The Duke passed on to Hythe corporation the king’s instructions that any Royalists who had formerly been excluded from office were to be readmitted, and any who had been ‘eminently active against the King, and especially such as expressed themselves in opposition to his late happy restoration’ were to be removed. The winter of 1660 to 1661 saw a purge of the corporation. The Lord Warden’s enforcer was Francis Vincent. A royalist of impeccable credentials, he was rewarded at the restoration with the governorship of Dover Castle, and judged that at Hythe, seven men were of ‘dangerous principles’: William Meadow, William Adcock, John Lambe, John Cheeseman, Peter Johnson, Richard Kimber and Edward Brande. The corporation agreed with his assessment and in early January 1661 they were ordered to be dismissed from the assembly and banned from holding all offices of trust in the corporation.
Vincent had not finished with Hythe, however, and later that month wrote again about the former Mayor, Michael Lushington, who ‘seven or eight years ago had spoken much to the prejudice of His Majesty and his royal father.’ Apparently, Vincent had an informer in Hythe. Lushington was also dismissed. He did not take this lying down. He wrote to Hythe’s M.P. Phineas Andrews who obtained a mandamus – a court order- telling the mayor, William Knight, to reinstate Lushington. Knight was furious and threw a spectacular tantrum, but had to comply, for the time being, at any rate.

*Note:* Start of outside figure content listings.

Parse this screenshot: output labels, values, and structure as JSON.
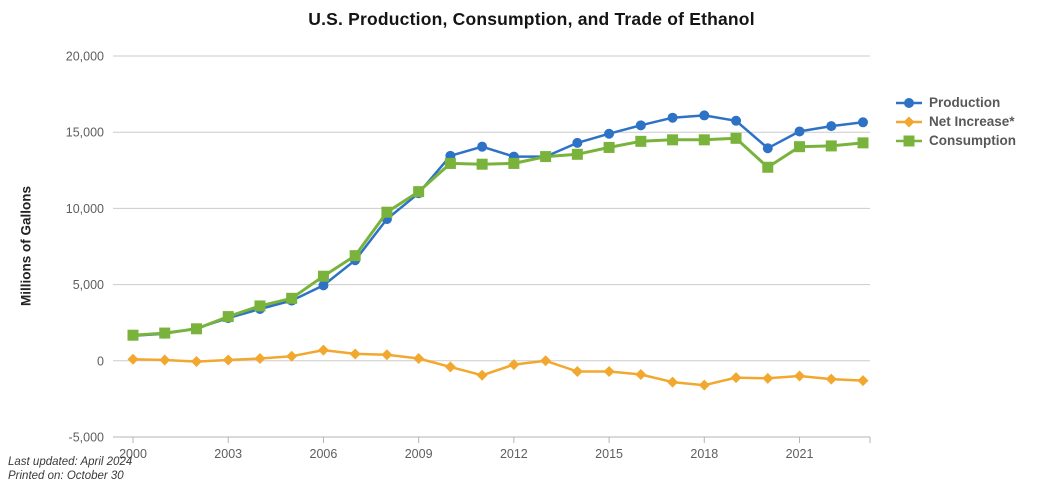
{
  "title": "U.S. Production, Consumption, and Trade of Ethanol",
  "y_axis_label": "Millions of Gallons",
  "footer": {
    "line1": "Last updated: April 2024",
    "line2": "Printed on: October 30"
  },
  "chart_data": {
    "type": "line",
    "title": "U.S. Production, Consumption, and Trade of Ethanol",
    "xlabel": "",
    "ylabel": "Millions of Gallons",
    "grid": true,
    "legend_position": "right",
    "ylim": [
      -5000,
      20000
    ],
    "y_ticks": [
      -5000,
      0,
      5000,
      10000,
      15000,
      20000
    ],
    "x_ticks": [
      2000,
      2003,
      2006,
      2009,
      2012,
      2015,
      2018,
      2021
    ],
    "x": [
      2000,
      2001,
      2002,
      2003,
      2004,
      2005,
      2006,
      2007,
      2008,
      2009,
      2010,
      2011,
      2012,
      2013,
      2014,
      2015,
      2016,
      2017,
      2018,
      2019,
      2020,
      2021,
      2022,
      2023
    ],
    "series": [
      {
        "name": "Production",
        "color": "#2E72C6",
        "marker": "circle",
        "values": [
          1650,
          1780,
          2130,
          2800,
          3400,
          3950,
          4950,
          6600,
          9300,
          11000,
          13450,
          14050,
          13400,
          13400,
          14300,
          14900,
          15450,
          15950,
          16100,
          15750,
          13950,
          15050,
          15400,
          15650
        ]
      },
      {
        "name": "Net Increase*",
        "color": "#F2A82F",
        "marker": "diamond",
        "values": [
          100,
          50,
          -50,
          50,
          150,
          300,
          700,
          450,
          400,
          150,
          -400,
          -950,
          -250,
          0,
          -700,
          -700,
          -900,
          -1400,
          -1600,
          -1100,
          -1150,
          -1000,
          -1200,
          -1300
        ]
      },
      {
        "name": "Consumption",
        "color": "#79B33C",
        "marker": "square",
        "values": [
          1680,
          1820,
          2100,
          2900,
          3600,
          4100,
          5550,
          6900,
          9750,
          11100,
          12950,
          12900,
          12950,
          13400,
          13550,
          14000,
          14400,
          14500,
          14500,
          14600,
          12700,
          14050,
          14100,
          14300
        ]
      }
    ],
    "grid_color": "#cccccc",
    "axis_color": "#b5b5b5"
  }
}
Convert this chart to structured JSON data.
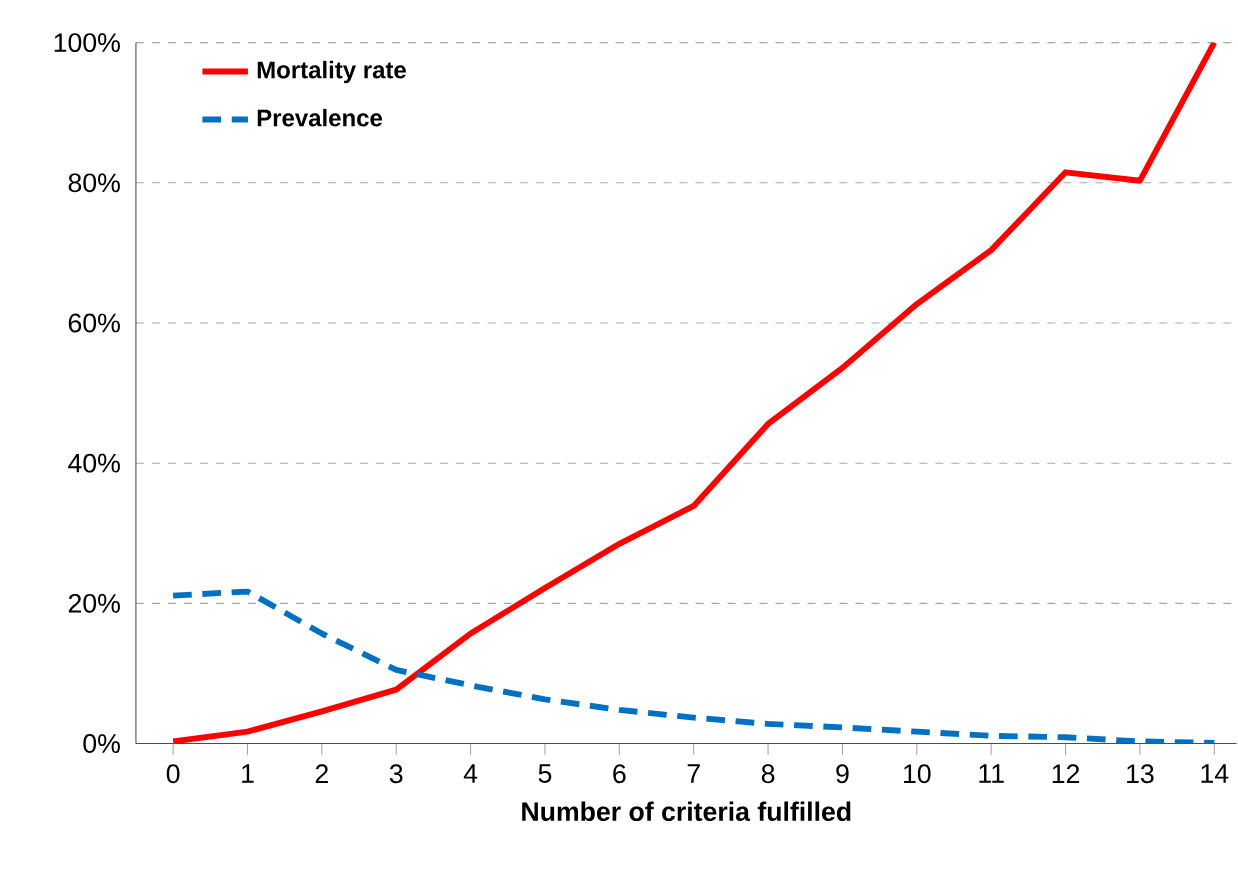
{
  "chart_data": {
    "type": "line",
    "xlabel": "Number of criteria fulfilled",
    "x": [
      0,
      1,
      2,
      3,
      4,
      5,
      6,
      7,
      8,
      9,
      10,
      11,
      12,
      13,
      14
    ],
    "xlim": [
      -0.5,
      14.3
    ],
    "xticks": [
      0,
      1,
      2,
      3,
      4,
      5,
      6,
      7,
      8,
      9,
      10,
      11,
      12,
      13,
      14
    ],
    "ylim": [
      0,
      100
    ],
    "yticks": [
      {
        "value": 0,
        "label": "0%"
      },
      {
        "value": 20,
        "label": "20%"
      },
      {
        "value": 40,
        "label": "40%"
      },
      {
        "value": 60,
        "label": "60%"
      },
      {
        "value": 80,
        "label": "80%"
      },
      {
        "value": 100,
        "label": "100%"
      }
    ],
    "grid": "y",
    "legend": "top left",
    "marker": "none",
    "series": [
      {
        "name": "Mortality rate",
        "color": "#ff0000",
        "line_style": "solid",
        "values": [
          0.3,
          1.7,
          4.6,
          7.7,
          15.7,
          22.2,
          28.5,
          33.9,
          45.6,
          53.6,
          62.7,
          70.4,
          81.5,
          80.3,
          100
        ]
      },
      {
        "name": "Prevalence",
        "color": "#0070c0",
        "line_style": "dashed",
        "values": [
          21.1,
          21.7,
          15.7,
          10.5,
          8.3,
          6.3,
          4.8,
          3.7,
          2.8,
          2.3,
          1.7,
          1.1,
          0.9,
          0.3,
          0.1
        ]
      }
    ]
  }
}
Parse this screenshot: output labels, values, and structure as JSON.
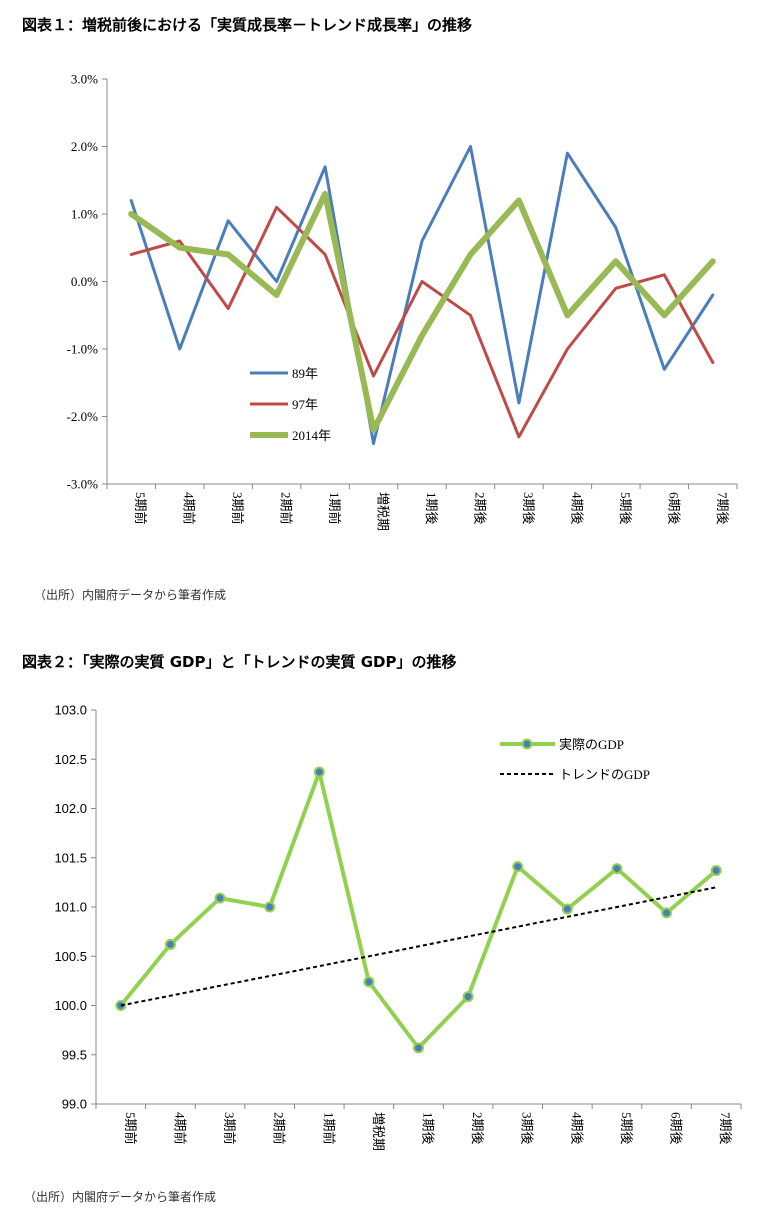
{
  "heading1": "図表１：増税前後における「実質成長率－トレンド成長率」の推移",
  "heading2": "図表２：「実際の実質 GDP」と「トレンドの実質 GDP」の推移",
  "source1": "（出所）内閣府データから筆者作成",
  "source2": "（出所）内閣府データから筆者作成",
  "chart_data": [
    {
      "type": "line",
      "title": "図表１：増税前後における「実質成長率－トレンド成長率」の推移",
      "categories": [
        "5期前",
        "4期前",
        "3期前",
        "2期前",
        "1期前",
        "増税期",
        "1期後",
        "2期後",
        "3期後",
        "4期後",
        "5期後",
        "6期後",
        "7期後"
      ],
      "ylim": [
        -3.0,
        3.0
      ],
      "yticks": [
        "-3.0%",
        "-2.0%",
        "-1.0%",
        "0.0%",
        "1.0%",
        "2.0%",
        "3.0%"
      ],
      "ytick_values": [
        -3,
        -2,
        -1,
        0,
        1,
        2,
        3
      ],
      "legend_position": "center",
      "series": [
        {
          "name": "89年",
          "color": "#4a7ebb",
          "values": [
            1.2,
            -1.0,
            0.9,
            0.0,
            1.7,
            -2.4,
            0.6,
            2.0,
            -1.8,
            1.9,
            0.8,
            -1.3,
            -0.2
          ]
        },
        {
          "name": "97年",
          "color": "#be4b48",
          "values": [
            0.4,
            0.6,
            -0.4,
            1.1,
            0.4,
            -1.4,
            0.0,
            -0.5,
            -2.3,
            -1.0,
            -0.1,
            0.1,
            -1.2
          ]
        },
        {
          "name": "2014年",
          "color": "#98b954",
          "values": [
            1.0,
            0.5,
            0.4,
            -0.2,
            1.3,
            -2.2,
            -0.8,
            0.4,
            1.2,
            -0.5,
            0.3,
            -0.5,
            0.3
          ]
        }
      ]
    },
    {
      "type": "line",
      "title": "図表２：「実際の実質 GDP」と「トレンドの実質 GDP」の推移",
      "categories": [
        "5期前",
        "4期前",
        "3期前",
        "2期前",
        "1期前",
        "増税期",
        "1期後",
        "2期後",
        "3期後",
        "4期後",
        "5期後",
        "6期後",
        "7期後"
      ],
      "ylim": [
        99.0,
        103.0
      ],
      "yticks": [
        "99.0",
        "99.5",
        "100.0",
        "100.5",
        "101.0",
        "101.5",
        "102.0",
        "102.5",
        "103.0"
      ],
      "ytick_values": [
        99.0,
        99.5,
        100.0,
        100.5,
        101.0,
        101.5,
        102.0,
        102.5,
        103.0
      ],
      "legend_position": "top-right",
      "series": [
        {
          "name": "実際のGDP",
          "color": "#92d050",
          "marker_color": "#4a7ebb",
          "values": [
            100.0,
            100.62,
            101.09,
            101.0,
            102.37,
            100.24,
            99.57,
            100.09,
            101.41,
            100.98,
            101.39,
            100.94,
            101.37
          ]
        },
        {
          "name": "トレンドのGDP",
          "color": "#000000",
          "dashed": true,
          "values": [
            100.0,
            100.1,
            100.2,
            100.3,
            100.4,
            100.5,
            100.6,
            100.7,
            100.8,
            100.9,
            101.0,
            101.1,
            101.2
          ]
        }
      ]
    }
  ]
}
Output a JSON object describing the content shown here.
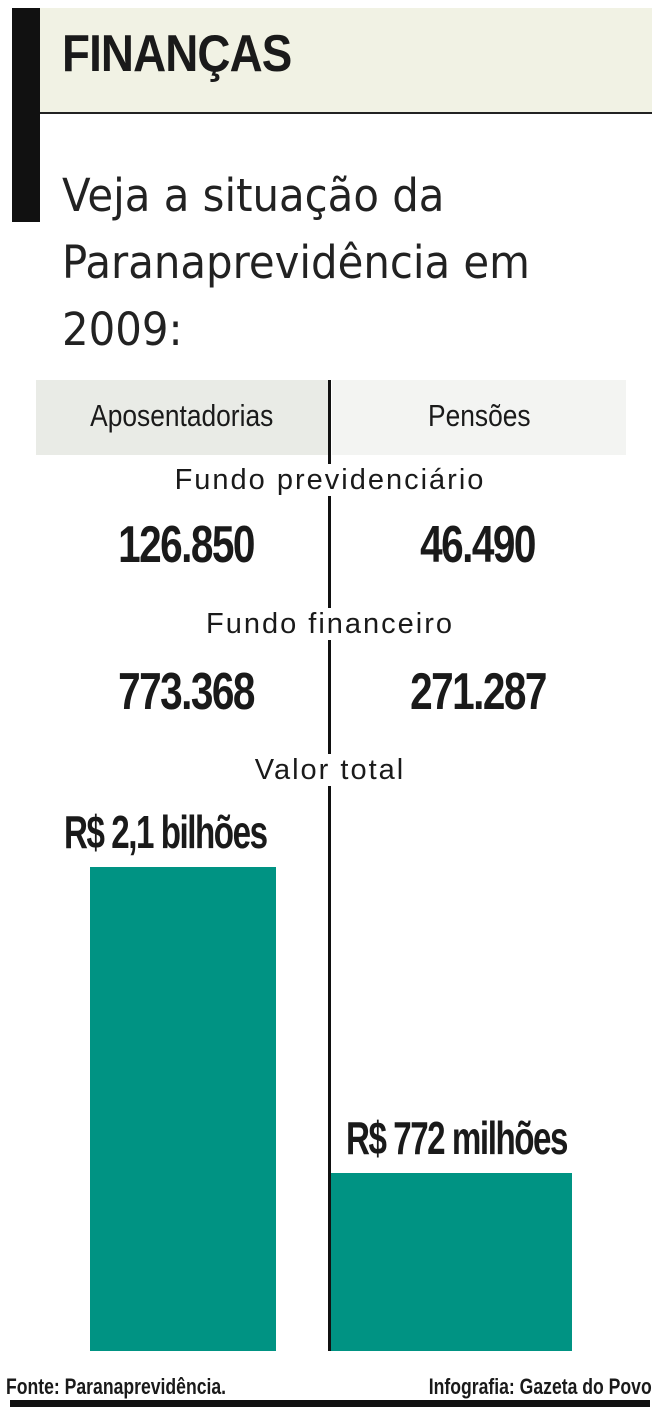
{
  "header": {
    "title": "FINANÇAS",
    "subtitle": "Veja a situação da Paranaprevidência em 2009:"
  },
  "columns": [
    "Aposentadorias",
    "Pensões"
  ],
  "sections": [
    {
      "label": "Fundo previdenciário",
      "values": [
        "126.850",
        "46.490"
      ]
    },
    {
      "label": "Fundo financeiro",
      "values": [
        "773.368",
        "271.287"
      ]
    }
  ],
  "chart_data": {
    "type": "bar",
    "title": "Valor total",
    "categories": [
      "Aposentadorias",
      "Pensões"
    ],
    "values": [
      2100,
      772
    ],
    "unit": "R$ milhões",
    "data_labels": [
      "R$ 2,1 bilhões",
      "R$ 772 milhões"
    ],
    "color": "#009383"
  },
  "footer": {
    "source": "Fonte: Paranaprevidência.",
    "credit": "Infografia: Gazeta do Povo"
  }
}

Jurats and freemen were not the only ones to be removed from office. In 1660 William Wallace was ejected as Minister of Hythe because of his dissenting views. He went to Brighton, where, without a church, he continued preaching in private houses. These prayer meetings, or conventicles, were prohibited by Act of Parliament in 1664, but when the authorities came to arrest him, his little congregation gathered round him to protect him. Since several were pregnant women, the constable would risk no violence and Wallace escaped. Later, when the law permitted, he was licensed to preach in Hove and East Deane and continued to do so until his death in 1678.